La Región de Los Lagos, que históricamente ha destacado por su generosidad en materia de donación, enfrenta hoy un desafío importante. Tras alcanzar cifras récord de hasta 27 donantes por millón de habitantes en 2024, el número de donaciones ha experimentado un descenso significativo en el último año, una tendencia que el Hospital de Puerto Montt busca revertir a través de la educación y la transparencia.
Sara Hernández, enfermera coordinadora del equipo de Procuramiento de Órganos y Tejidos del HPM, explica que detrás de cada cifra hay un proceso clínico riguroso y humano. «Cuando se habla de la donación, todo el mundo piensa o tiene la creencia de que esto es llegar y extraer órganos. Primero, la persona tiene que fallecer en una UCI con un diagnóstico de un daño neurológico severo. La muerte cerebral tiene que estar declarada, no tiene que haber ningún indicio de que haya una función cerebral», aclara la profesional.
Además, el proceso involucra una evaluación médica exhaustiva para garantizar la seguridad tanto del donante como del receptor. «Tenemos que descartar enfermedades virales, infecciosas, evaluar cada uno de los órganos para ver en qué condiciones están, cómo fue el comportamiento metabólico de esta persona; es un ramillete de cosas que debemos evaluar para recién definir si una persona puede ser donante o no», añade Hernández.

Un acto de humanidad y respeto
Uno de los pilares fundamentales del trabajo en el HPM es la dignidad y el respeto por el fallecido y sus familias. El equipo médico pone especial énfasis en el cuidado durante todo el proceso, permitiendo que las familias puedan vivir sus ritos funerarios con tranquilidad.
«Esa es parte de nuestras responsabilidades: que la familia, una vez que retire el cuerpo del fallecido, pueda ejercer todos estos ritos funerarios sin inconvenientes.
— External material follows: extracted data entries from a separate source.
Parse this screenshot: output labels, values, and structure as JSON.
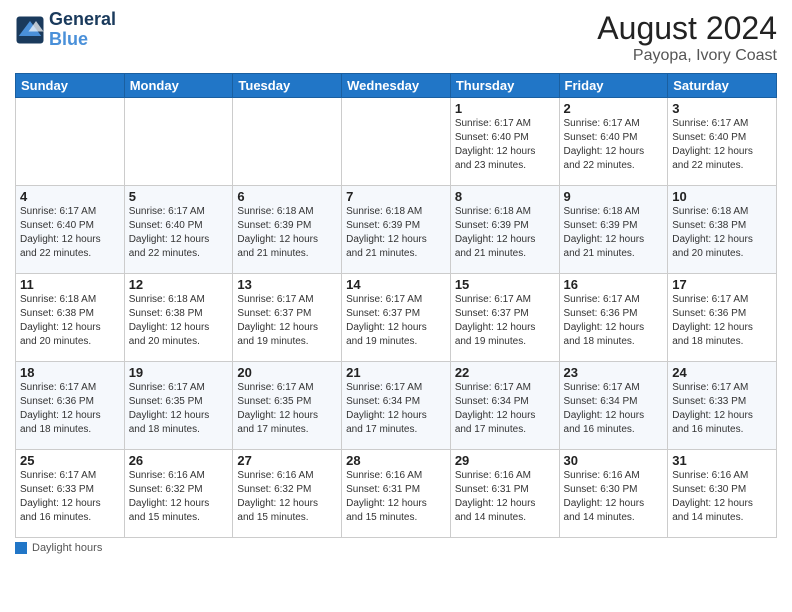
{
  "header": {
    "logo_line1": "General",
    "logo_line2": "Blue",
    "month": "August 2024",
    "location": "Payopa, Ivory Coast"
  },
  "days_of_week": [
    "Sunday",
    "Monday",
    "Tuesday",
    "Wednesday",
    "Thursday",
    "Friday",
    "Saturday"
  ],
  "footer": {
    "box_label": "Daylight hours"
  },
  "weeks": [
    [
      {
        "day": "",
        "info": ""
      },
      {
        "day": "",
        "info": ""
      },
      {
        "day": "",
        "info": ""
      },
      {
        "day": "",
        "info": ""
      },
      {
        "day": "1",
        "info": "Sunrise: 6:17 AM\nSunset: 6:40 PM\nDaylight: 12 hours\nand 23 minutes."
      },
      {
        "day": "2",
        "info": "Sunrise: 6:17 AM\nSunset: 6:40 PM\nDaylight: 12 hours\nand 22 minutes."
      },
      {
        "day": "3",
        "info": "Sunrise: 6:17 AM\nSunset: 6:40 PM\nDaylight: 12 hours\nand 22 minutes."
      }
    ],
    [
      {
        "day": "4",
        "info": "Sunrise: 6:17 AM\nSunset: 6:40 PM\nDaylight: 12 hours\nand 22 minutes."
      },
      {
        "day": "5",
        "info": "Sunrise: 6:17 AM\nSunset: 6:40 PM\nDaylight: 12 hours\nand 22 minutes."
      },
      {
        "day": "6",
        "info": "Sunrise: 6:18 AM\nSunset: 6:39 PM\nDaylight: 12 hours\nand 21 minutes."
      },
      {
        "day": "7",
        "info": "Sunrise: 6:18 AM\nSunset: 6:39 PM\nDaylight: 12 hours\nand 21 minutes."
      },
      {
        "day": "8",
        "info": "Sunrise: 6:18 AM\nSunset: 6:39 PM\nDaylight: 12 hours\nand 21 minutes."
      },
      {
        "day": "9",
        "info": "Sunrise: 6:18 AM\nSunset: 6:39 PM\nDaylight: 12 hours\nand 21 minutes."
      },
      {
        "day": "10",
        "info": "Sunrise: 6:18 AM\nSunset: 6:38 PM\nDaylight: 12 hours\nand 20 minutes."
      }
    ],
    [
      {
        "day": "11",
        "info": "Sunrise: 6:18 AM\nSunset: 6:38 PM\nDaylight: 12 hours\nand 20 minutes."
      },
      {
        "day": "12",
        "info": "Sunrise: 6:18 AM\nSunset: 6:38 PM\nDaylight: 12 hours\nand 20 minutes."
      },
      {
        "day": "13",
        "info": "Sunrise: 6:17 AM\nSunset: 6:37 PM\nDaylight: 12 hours\nand 19 minutes."
      },
      {
        "day": "14",
        "info": "Sunrise: 6:17 AM\nSunset: 6:37 PM\nDaylight: 12 hours\nand 19 minutes."
      },
      {
        "day": "15",
        "info": "Sunrise: 6:17 AM\nSunset: 6:37 PM\nDaylight: 12 hours\nand 19 minutes."
      },
      {
        "day": "16",
        "info": "Sunrise: 6:17 AM\nSunset: 6:36 PM\nDaylight: 12 hours\nand 18 minutes."
      },
      {
        "day": "17",
        "info": "Sunrise: 6:17 AM\nSunset: 6:36 PM\nDaylight: 12 hours\nand 18 minutes."
      }
    ],
    [
      {
        "day": "18",
        "info": "Sunrise: 6:17 AM\nSunset: 6:36 PM\nDaylight: 12 hours\nand 18 minutes."
      },
      {
        "day": "19",
        "info": "Sunrise: 6:17 AM\nSunset: 6:35 PM\nDaylight: 12 hours\nand 18 minutes."
      },
      {
        "day": "20",
        "info": "Sunrise: 6:17 AM\nSunset: 6:35 PM\nDaylight: 12 hours\nand 17 minutes."
      },
      {
        "day": "21",
        "info": "Sunrise: 6:17 AM\nSunset: 6:34 PM\nDaylight: 12 hours\nand 17 minutes."
      },
      {
        "day": "22",
        "info": "Sunrise: 6:17 AM\nSunset: 6:34 PM\nDaylight: 12 hours\nand 17 minutes."
      },
      {
        "day": "23",
        "info": "Sunrise: 6:17 AM\nSunset: 6:34 PM\nDaylight: 12 hours\nand 16 minutes."
      },
      {
        "day": "24",
        "info": "Sunrise: 6:17 AM\nSunset: 6:33 PM\nDaylight: 12 hours\nand 16 minutes."
      }
    ],
    [
      {
        "day": "25",
        "info": "Sunrise: 6:17 AM\nSunset: 6:33 PM\nDaylight: 12 hours\nand 16 minutes."
      },
      {
        "day": "26",
        "info": "Sunrise: 6:16 AM\nSunset: 6:32 PM\nDaylight: 12 hours\nand 15 minutes."
      },
      {
        "day": "27",
        "info": "Sunrise: 6:16 AM\nSunset: 6:32 PM\nDaylight: 12 hours\nand 15 minutes."
      },
      {
        "day": "28",
        "info": "Sunrise: 6:16 AM\nSunset: 6:31 PM\nDaylight: 12 hours\nand 15 minutes."
      },
      {
        "day": "29",
        "info": "Sunrise: 6:16 AM\nSunset: 6:31 PM\nDaylight: 12 hours\nand 14 minutes."
      },
      {
        "day": "30",
        "info": "Sunrise: 6:16 AM\nSunset: 6:30 PM\nDaylight: 12 hours\nand 14 minutes."
      },
      {
        "day": "31",
        "info": "Sunrise: 6:16 AM\nSunset: 6:30 PM\nDaylight: 12 hours\nand 14 minutes."
      }
    ]
  ]
}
De eso pueden dar fe todas nuestras familias donantes, porque son ellos quienes visten a su difunto y retiran el cuerpo de la morgue; eso es lo que más cuidamos», enfatiza la coordinadora.
La importancia de conversar en familia
Ante la interrogante sobre cómo abordar este tema, la enfermera Hernández subraya que la clave es vencer el tabú cultural sobre la muerte. «Es súper importante tener estos temas trazados en casa. Todo lo que podamos hacer para estabilizar a la familia, desde el punto de vista emocional, ante el shock de una noticia desfavorable, independiente del diagnóstico, va en favor de que puedan procesar esta situación y enfrentar de mejor manera lo que viene», señala.
Sobre el marco legal chileno, que establece que todos los ciudadanos son donantes al cumplir los 18 años, Hernández recuerda que la opción de renunciar a este derecho debe ser un acto formal. «Para renunciar a este derecho, se exige que podamos asistir a una notaría y dejar un documento ante notario. Eso nos traduce a nosotros que la persona evaluó esta posibilidad, tomó una decisión y esa es su voluntad».
Un llamado a la esperanza
Finalmente, Sara Hernández invita a la comunidad a ver la donación como una oportunidad de «entregar esta posta de vida». Para quienes deseen informarse con datos verídicos y transparentes, se recomienda visitar el portal oficial ChilePaisDonante.cl.
«Estamos más cerca de recibir que de dar. El llamado es a no sentir miedo, sentir que esto es la posibilidad de verdad, un privilegio. Es un privilegio poder dar o entregar esta posta de vida a otras personas cuando uno de nosotros ya cumplió su tarea», concluye la profesional.
Actualmente, 2.256 personas aguardan en la lista nacional de espera por un trasplante de órgano en nuestro país. Ante esta realidad, el Hospital de Puerto Montt mantiene su labor técnica y profesional para gestionar los procesos de donación, con el objetivo de dar respuesta a la alta demanda de pacientes que requieren esta intervención para continuar con sus vidas.